Geschrieben von Timo

Ein Tagesausflug sollte uns zu den Jesuitenmissionen San Ignacio Miní und Loreto führen, nachdem wir in Paraguay bereits Trinidad besichtigt hatten. Alle Missionen in Südamerika zu besichtigen ist allerdings kaum möglich, da es bestimmt über 30 davon gab (Mission impossible also ;) ), aber wir haben versucht immerhin ein paar zu sehen. 

 

Wir wollten ganz früh starten, um möglichst viel von den über 50 km von Posadas entfernten Missionen zu sehen, allerdings, wie so oft bei uns, dauerte es bis 11 Uhr mittags bis wir starteten. Dann wollten wir noch schnell Bargeld abheben, was leider nicht so einfach war. Am Hauptplatz von Posadas standen die Menschen riesige Schlangen vor den Banken, vermutlich auch um an Bargeld zu kommen. Bei der Santander Río (selbes Logo wie Santander), bei der ich in BA mit meiner Santander (!) Karte kein Bargeld abheben konnte, wohl weil die Automatengesellschaft nicht mit der Karte harmonierte, versuchten wir dann nochmal Geld abzuheben, da dort die Schlange nicht so lang war (Mission hardly possible ;) ). Es funktionierte zweimal den Höchstbetrag von jeweils 8.000 ARS/ Pesos abzuheben (ca. 120€) mit einer Gebühr von jeweils 630 ARS (9,48€!), was fast 8% des Abhebebetrages entspricht. Zum Glück übernimmt die Santander als einzige in Deutschland aktive Bank die Gebühren des Automaten, wenn man im nachhinein die Belege fotografiert an eine Mailadresse sendet. Für 2 von ca. 8 Belegen hat das schon funktioniert, hoffentlich auch für alle weiteren. Ansonsten wird ein Teil unseres Reisebudgets für Finanzierungskosten draufgehen, da alle Automaten in Südamerika bisher Gebühren veranschlagen. Uns tun auch die Menschen in Argentinien sehr Leid, die permanent der Situation ausgeliefert sind nicht an genug Bargeld zu kommen. Lieder ist es nur teilweise möglich direkt mit der Kreditkarte zu zahlen, so dass Bargeld sehr wichtig ist.

 

Nach der Bargeld Odyssee kehrten wir um 12 Uhr ins Hostel zurück und verstauten unsere 16.000 Pesos sicher im Zimmer. Dann ging es mit einem Linienbus, den uns die moovit App nannte, 5 km bis zum Busterminal, wo wir für 4€ 2 Tickets für 13 Uhr mit einem Reisebus nach Loreto kauften.

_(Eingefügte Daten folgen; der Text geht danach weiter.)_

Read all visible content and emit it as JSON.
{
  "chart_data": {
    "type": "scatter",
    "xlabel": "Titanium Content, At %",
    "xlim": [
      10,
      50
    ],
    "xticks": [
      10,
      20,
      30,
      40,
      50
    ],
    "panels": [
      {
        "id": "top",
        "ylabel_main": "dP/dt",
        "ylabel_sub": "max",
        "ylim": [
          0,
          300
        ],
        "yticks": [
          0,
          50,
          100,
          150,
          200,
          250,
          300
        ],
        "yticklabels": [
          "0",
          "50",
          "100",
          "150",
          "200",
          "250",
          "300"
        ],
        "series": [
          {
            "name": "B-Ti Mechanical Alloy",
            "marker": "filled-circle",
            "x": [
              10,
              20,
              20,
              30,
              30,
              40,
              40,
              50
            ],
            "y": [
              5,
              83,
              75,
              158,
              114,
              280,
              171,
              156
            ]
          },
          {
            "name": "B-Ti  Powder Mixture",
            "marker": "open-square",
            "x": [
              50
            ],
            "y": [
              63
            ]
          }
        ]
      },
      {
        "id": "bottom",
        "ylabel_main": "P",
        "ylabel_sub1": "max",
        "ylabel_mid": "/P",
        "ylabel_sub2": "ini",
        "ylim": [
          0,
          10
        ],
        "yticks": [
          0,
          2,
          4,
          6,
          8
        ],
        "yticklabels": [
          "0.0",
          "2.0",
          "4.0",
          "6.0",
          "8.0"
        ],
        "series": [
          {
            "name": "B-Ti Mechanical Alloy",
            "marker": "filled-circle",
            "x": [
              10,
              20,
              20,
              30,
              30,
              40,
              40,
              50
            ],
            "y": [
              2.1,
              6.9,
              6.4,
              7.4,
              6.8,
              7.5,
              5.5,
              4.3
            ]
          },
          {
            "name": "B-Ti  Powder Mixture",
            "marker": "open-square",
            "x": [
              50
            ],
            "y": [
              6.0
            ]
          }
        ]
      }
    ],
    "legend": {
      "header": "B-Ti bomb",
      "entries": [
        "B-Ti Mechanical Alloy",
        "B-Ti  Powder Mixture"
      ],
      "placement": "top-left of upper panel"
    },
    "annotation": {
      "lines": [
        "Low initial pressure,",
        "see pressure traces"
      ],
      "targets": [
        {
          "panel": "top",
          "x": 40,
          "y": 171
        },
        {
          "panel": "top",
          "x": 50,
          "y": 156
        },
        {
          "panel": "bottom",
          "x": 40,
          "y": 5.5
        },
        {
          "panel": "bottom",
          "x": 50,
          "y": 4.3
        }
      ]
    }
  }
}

Der Bus fuhr danach weiter bis nach Puerto Iguazù, aber da waren wir ja schon. Während wir uns schonmal mit Sonnencreme einschmierten, lief vorne im Bus auf einem Fernseher "Alpha", ein steinzeitlicher Spielfilm, auf einem Fernseher ohne Ton. Interessant dass Filme ab 12 Jahren in einem Bus für alle Leute mittags laufen. Wir schauten ein bisschen zu. Wir wollten mitten auf der Autobahn/ Landstraße an einer abzweigenden Straße aussteigen, von wo aus es noch knapp 3 Kilometer bis zur Ruine der Mission Loreto sind, die in einem winzigen Pueblo (Dorf) liegt. Nervös auf mein Handy mit Google Maps schauend, ging ich zum Fahrer und seinem Assistenten herunter, die mich beruhigten. Und tatsächlich hielt der Bus für uns an der kleinen Abzweigung an. Die halbe Stunde in der Hitze laufen war anstrengend, aber wir waren froh als wir bei der Mission Loreto ankamen und erstmal auf Klo gehen konnten. Der Mitarbeiter vor Ort, auch der einzige Mensch, den wir dort in der Mittagshitze zunächst sahen, empfing uns ausgiebig und erklärte uns wie alles funktioniert. Nach erfolgreichem Stuhlgang empfing uns eine Spanisch sprechende Dame, die sich als Guide herausstellte und uns die nächsten 45 Minuten mit durch die Anlage nahm, bis der letzte lokale Bus um 4 Uhr nachmittags vor der Mission hielt, um uns über Santa Ana nach San Ignacio zu bringen. 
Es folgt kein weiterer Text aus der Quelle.